Dios nos libera del mal por medio de Cristo y nos acepta tal y como somos

Todos los seres celestiales adoran a Dios, reconociéndolo como Creador y Dios de toda providencia. Todo lo creado que obedece a Dios disfruta y goza para siempre, todo el que sirve encuentra en Dios todo lo que necesita para estar bien, más el que se revela sufre el mal. Todos nosotros los seres humanos, aparte de ver a Dios como nuestro Creador, debemos reconocer que ha planeado y llevado a cabo en Cristo nuestra salvación. Dios quiere que estemos en comunión con él siempre, y cuando disfrutamos la salvación esto es posible, ya que sin Cristo no se puede estar en relación con Dios, y la bendición principal de esta relación es la vida eterna.

“Yo deshice como una nube tus rebeliones, y como niebla tus pecados; vuélvete a mí, porque yo te redimí. Cantad loores, oh cielos, porque Jehová lo hizo; gritad con júbilo, profundidades de la tierra; prorrumpid, montes, en alabanza; bosque, y todo árbol que en él está; porque Jehová redimió a Jacob, y en Israel será glorificado.” Isaías 44:22-23 RVR1960

Todos los redimidos, es decir, los que hemos sido liberados del mal; del poder de satanás, del pecado y de la muerte, debemos servir a Dios como resultados de la presencia de Cristo en nuestras vidas, por la fe que tenemos en él y como parte de nuestro crecimiento cristiano, así también daremos frutos de alabanzas para Dios.

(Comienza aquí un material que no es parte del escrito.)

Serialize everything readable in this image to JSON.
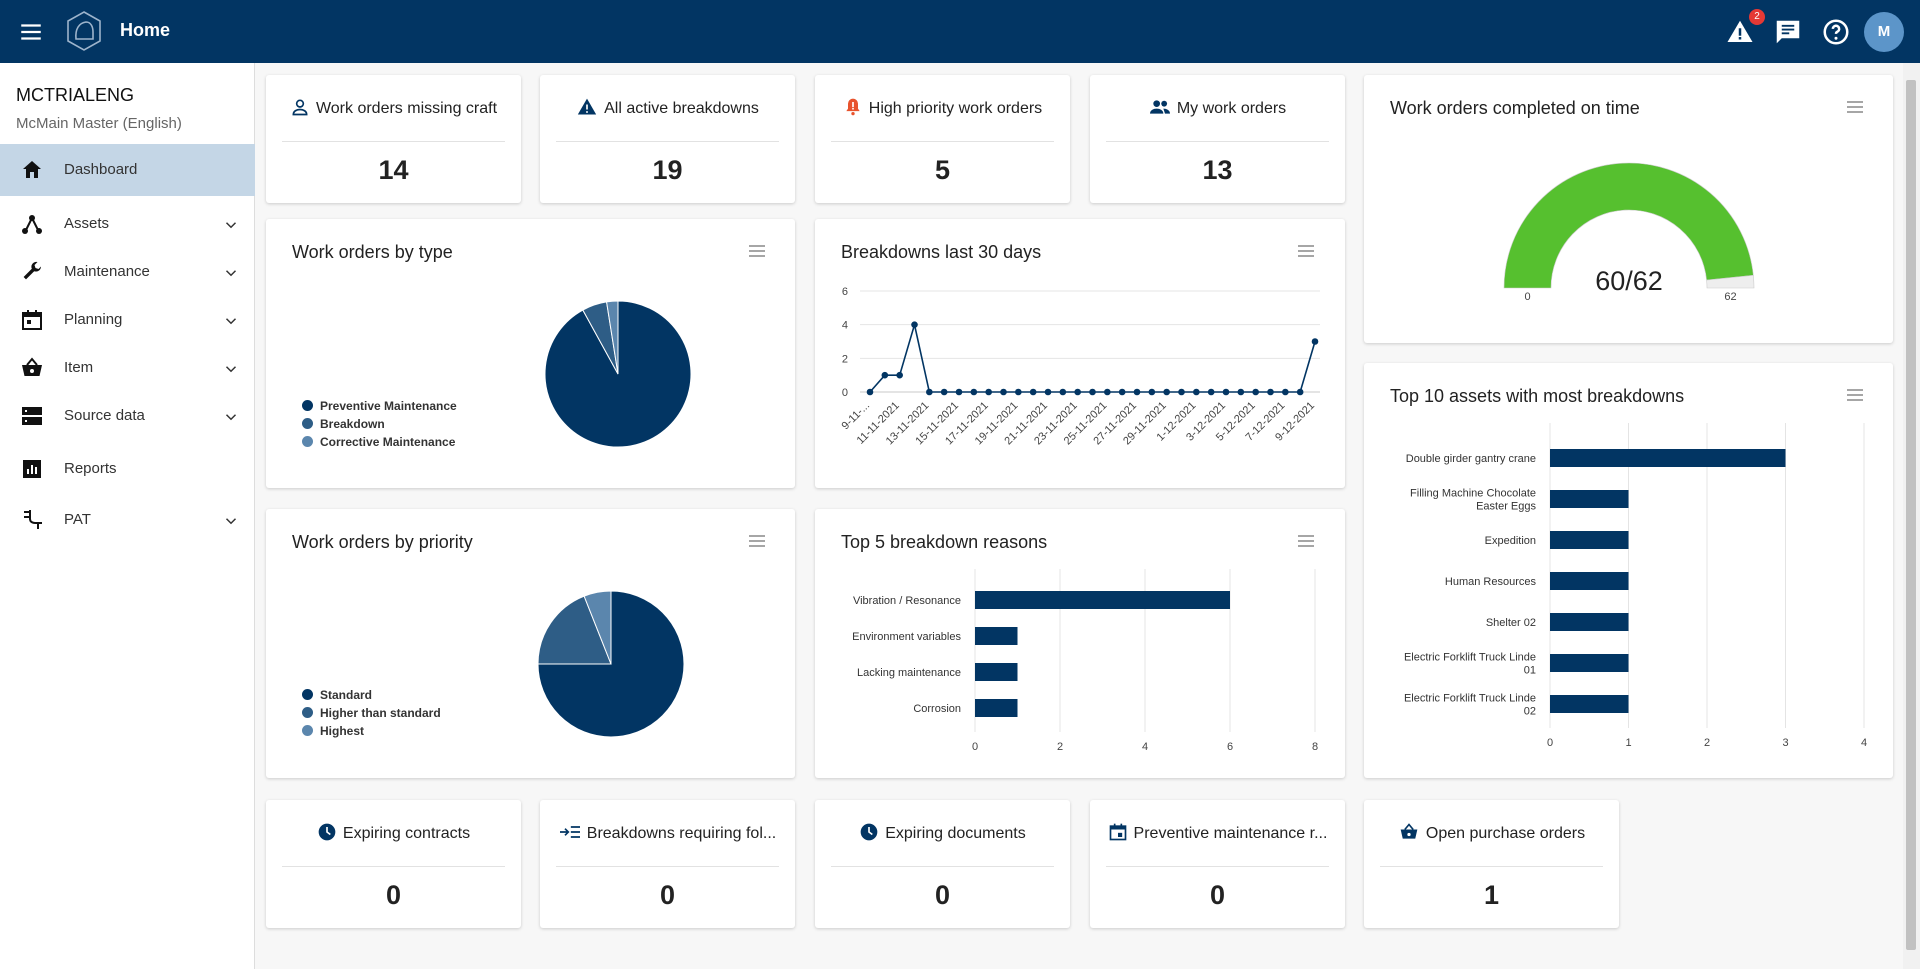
{
  "header": {
    "title": "Home",
    "alert_count": "2",
    "avatar_initial": "M",
    "icons": [
      "menu-icon",
      "logo",
      "warning-icon",
      "chat-icon",
      "help-icon"
    ]
  },
  "sidebar": {
    "org_name": "MCTRIALENG",
    "org_subtitle": "McMain Master (English)",
    "items": [
      {
        "label": "Dashboard",
        "icon": "home-icon",
        "expandable": false,
        "active": true
      },
      {
        "label": "Assets",
        "icon": "hierarchy-icon",
        "expandable": true
      },
      {
        "label": "Maintenance",
        "icon": "wrench-icon",
        "expandable": true
      },
      {
        "label": "Planning",
        "icon": "calendar-icon",
        "expandable": true
      },
      {
        "label": "Item",
        "icon": "basket-icon",
        "expandable": true
      },
      {
        "label": "Source data",
        "icon": "storage-icon",
        "expandable": true
      },
      {
        "label": "Reports",
        "icon": "report-icon",
        "expandable": false
      },
      {
        "label": "PAT",
        "icon": "plug-icon",
        "expandable": true
      }
    ]
  },
  "stats_top": [
    {
      "label": "Work orders missing craft",
      "value": "14",
      "icon": "person-icon"
    },
    {
      "label": "All active breakdowns",
      "value": "19",
      "icon": "warning-icon"
    },
    {
      "label": "High priority work orders",
      "value": "5",
      "icon": "bell-alert-icon"
    },
    {
      "label": "My work orders",
      "value": "13",
      "icon": "group-icon"
    }
  ],
  "stats_bottom": [
    {
      "label": "Expiring contracts",
      "value": "0",
      "icon": "clock-icon"
    },
    {
      "label": "Breakdowns requiring fol...",
      "value": "0",
      "icon": "follow-up-icon"
    },
    {
      "label": "Expiring documents",
      "value": "0",
      "icon": "clock-icon"
    },
    {
      "label": "Preventive maintenance r...",
      "value": "0",
      "icon": "calendar-icon"
    },
    {
      "label": "Open purchase orders",
      "value": "1",
      "icon": "basket-icon"
    }
  ],
  "chart_titles": {
    "by_type": "Work orders by type",
    "breakdowns30": "Breakdowns last 30 days",
    "on_time": "Work orders completed on time",
    "by_priority": "Work orders by priority",
    "top5": "Top 5 breakdown reasons",
    "top10": "Top 10 assets with most breakdowns"
  },
  "colors": {
    "navy": "#023563",
    "mid_blue": "#2e5d86",
    "light_blue": "#5b86ad",
    "green": "#56c02f",
    "header": "#023563"
  },
  "chart_data": [
    {
      "id": "by_type",
      "type": "pie",
      "labels": [
        "Preventive Maintenance",
        "Breakdown",
        "Corrective Maintenance"
      ],
      "values": [
        92,
        5.5,
        2.5
      ],
      "colors": [
        "#023563",
        "#2e5d86",
        "#5b86ad"
      ]
    },
    {
      "id": "breakdowns30",
      "type": "line",
      "x": [
        "9-11-2021",
        "10-11-2021",
        "11-11-2021",
        "12-11-2021",
        "13-11-2021",
        "14-11-2021",
        "15-11-2021",
        "16-11-2021",
        "17-11-2021",
        "18-11-2021",
        "19-11-2021",
        "20-11-2021",
        "21-11-2021",
        "22-11-2021",
        "23-11-2021",
        "24-11-2021",
        "25-11-2021",
        "26-11-2021",
        "27-11-2021",
        "28-11-2021",
        "29-11-2021",
        "30-11-2021",
        "1-12-2021",
        "2-12-2021",
        "3-12-2021",
        "4-12-2021",
        "5-12-2021",
        "6-12-2021",
        "7-12-2021",
        "8-12-2021",
        "9-12-2021"
      ],
      "x_tick_labels": [
        "9-11-...",
        "11-11-2021",
        "13-11-2021",
        "15-11-2021",
        "17-11-2021",
        "19-11-2021",
        "21-11-2021",
        "23-11-2021",
        "25-11-2021",
        "27-11-2021",
        "29-11-2021",
        "1-12-2021",
        "3-12-2021",
        "5-12-2021",
        "7-12-2021",
        "9-12-2021"
      ],
      "values": [
        0,
        1,
        1,
        4,
        0,
        0,
        0,
        0,
        0,
        0,
        0,
        0,
        0,
        0,
        0,
        0,
        0,
        0,
        0,
        0,
        0,
        0,
        0,
        0,
        0,
        0,
        0,
        0,
        0,
        0,
        3
      ],
      "ylim": [
        0,
        6
      ],
      "yticks": [
        0,
        2,
        4,
        6
      ],
      "grid": true
    },
    {
      "id": "on_time",
      "type": "gauge",
      "value": 60,
      "max": 62,
      "min_label": "0",
      "max_label": "62",
      "display": "60/62"
    },
    {
      "id": "by_priority",
      "type": "pie",
      "labels": [
        "Standard",
        "Higher than standard",
        "Highest"
      ],
      "values": [
        75,
        19,
        6
      ],
      "colors": [
        "#023563",
        "#2e5d86",
        "#5b86ad"
      ]
    },
    {
      "id": "top5",
      "type": "bar",
      "orientation": "horizontal",
      "categories": [
        "Vibration / Resonance",
        "Environment variables",
        "Lacking maintenance",
        "Corrosion"
      ],
      "values": [
        6,
        1,
        1,
        1
      ],
      "xlim": [
        0,
        8
      ],
      "xticks": [
        0,
        2,
        4,
        6,
        8
      ],
      "grid": true
    },
    {
      "id": "top10",
      "type": "bar",
      "orientation": "horizontal",
      "categories": [
        [
          "Double girder gantry crane"
        ],
        [
          "Filling Machine Chocolate",
          "Easter Eggs"
        ],
        [
          "Expedition"
        ],
        [
          "Human Resources"
        ],
        [
          "Shelter 02"
        ],
        [
          "Electric Forklift Truck Linde",
          "01"
        ],
        [
          "Electric Forklift Truck Linde",
          "02"
        ]
      ],
      "values": [
        3,
        1,
        1,
        1,
        1,
        1,
        1
      ],
      "xlim": [
        0,
        4
      ],
      "xticks": [
        0,
        1,
        2,
        3,
        4
      ],
      "grid": true
    }
  ]
}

La salvación que Dios ha llevado acabo es perfecta, como perfecto es también todo designio, por eso en ninguna circunstancia debemos renegar contra Dios, porque la salvación que nos ha dado tiene un precio incalculable y todas las cosas que decreta terminan siendo de bendiciones para nuestras vidas.

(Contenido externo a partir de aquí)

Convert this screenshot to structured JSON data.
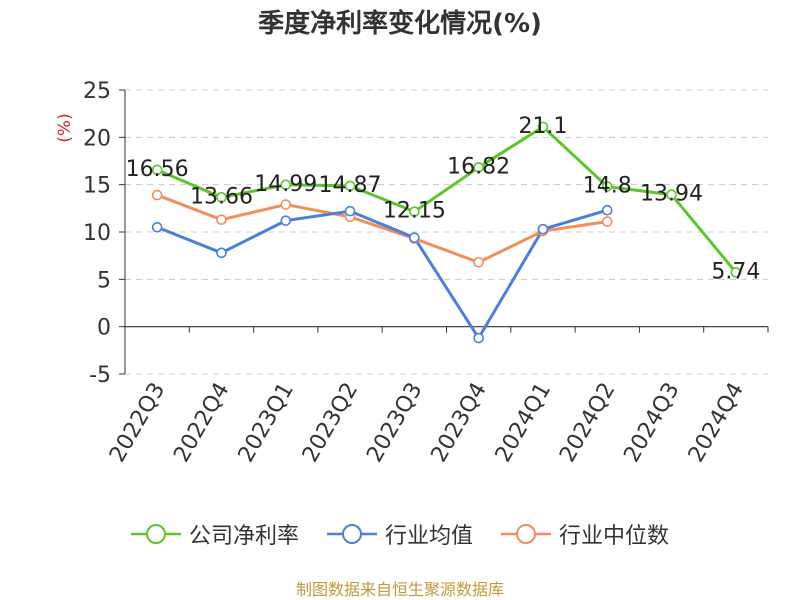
{
  "chart_data": {
    "type": "line",
    "title": "季度净利率变化情况(%)",
    "ylabel": "(%)",
    "ylim": [
      -5,
      25
    ],
    "yticks": [
      -5,
      0,
      5,
      10,
      15,
      20,
      25
    ],
    "grid": true,
    "legend_position": "bottom",
    "categories": [
      "2022Q3",
      "2022Q4",
      "2023Q1",
      "2023Q2",
      "2023Q3",
      "2023Q4",
      "2024Q1",
      "2024Q2",
      "2024Q3",
      "2024Q4"
    ],
    "series": [
      {
        "name": "公司净利率",
        "color": "#5dc52a",
        "show_labels": true,
        "values": [
          16.56,
          13.66,
          14.99,
          14.87,
          12.15,
          16.82,
          21.1,
          14.8,
          13.94,
          5.74
        ]
      },
      {
        "name": "行业均值",
        "color": "#4a7fdc",
        "show_labels": false,
        "values": [
          10.5,
          7.8,
          11.2,
          12.2,
          9.4,
          -1.2,
          10.3,
          12.3,
          null,
          null
        ]
      },
      {
        "name": "行业中位数",
        "color": "#f28e5b",
        "show_labels": false,
        "values": [
          13.9,
          11.3,
          12.9,
          11.6,
          9.3,
          6.8,
          10.1,
          11.1,
          null,
          null
        ]
      }
    ]
  },
  "footer": {
    "source": "制图数据来自恒生聚源数据库"
  }
}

La obra de Cristo para liberarnos el pecado es perfecta, por eso para siempre somos perdonados y es quitado el pecado. Dios obra permanentemente para que seamos moldeados a su voluntad y llevados a través de sus propósitos. Nosotros no podemos deshacernos del pecado, sólo Dios puede hacerlo, por lo mismo, nadie puede salir de la miseria espiritual a menos que ponga la fe en Cristo y le reciba como su libertador, porque a Cristo únicamente ha señalado Dios para complacerse, y es que, precisamente Cristo hizo todo en la cruz para satisfacer la justicia de Dios.

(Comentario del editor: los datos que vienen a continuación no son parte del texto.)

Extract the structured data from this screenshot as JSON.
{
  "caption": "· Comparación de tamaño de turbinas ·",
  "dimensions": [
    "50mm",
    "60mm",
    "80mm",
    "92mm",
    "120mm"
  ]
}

Dios no se volverá acordar de nuestros pecados, por esto mismo, no volveremos a estar de nuevo bajo maldición, ni separados de Dios, ni nos volverá a rechazar como para ya no volver a ser tratados como hijos y pueblo. Todos lo que aún están distantes de Dios deben volver, el camino está abierto y el poder del evangelio se manifiesta para liberar al confiar en Cristo, al recibir su obra en el corazón y al depositar todo en él, pues cuando creemos todo esto forma parte de la fe. No importa quienes seamos, a donde estemos y lo que hallamos hecho, para todos hay perdón y recibimiento.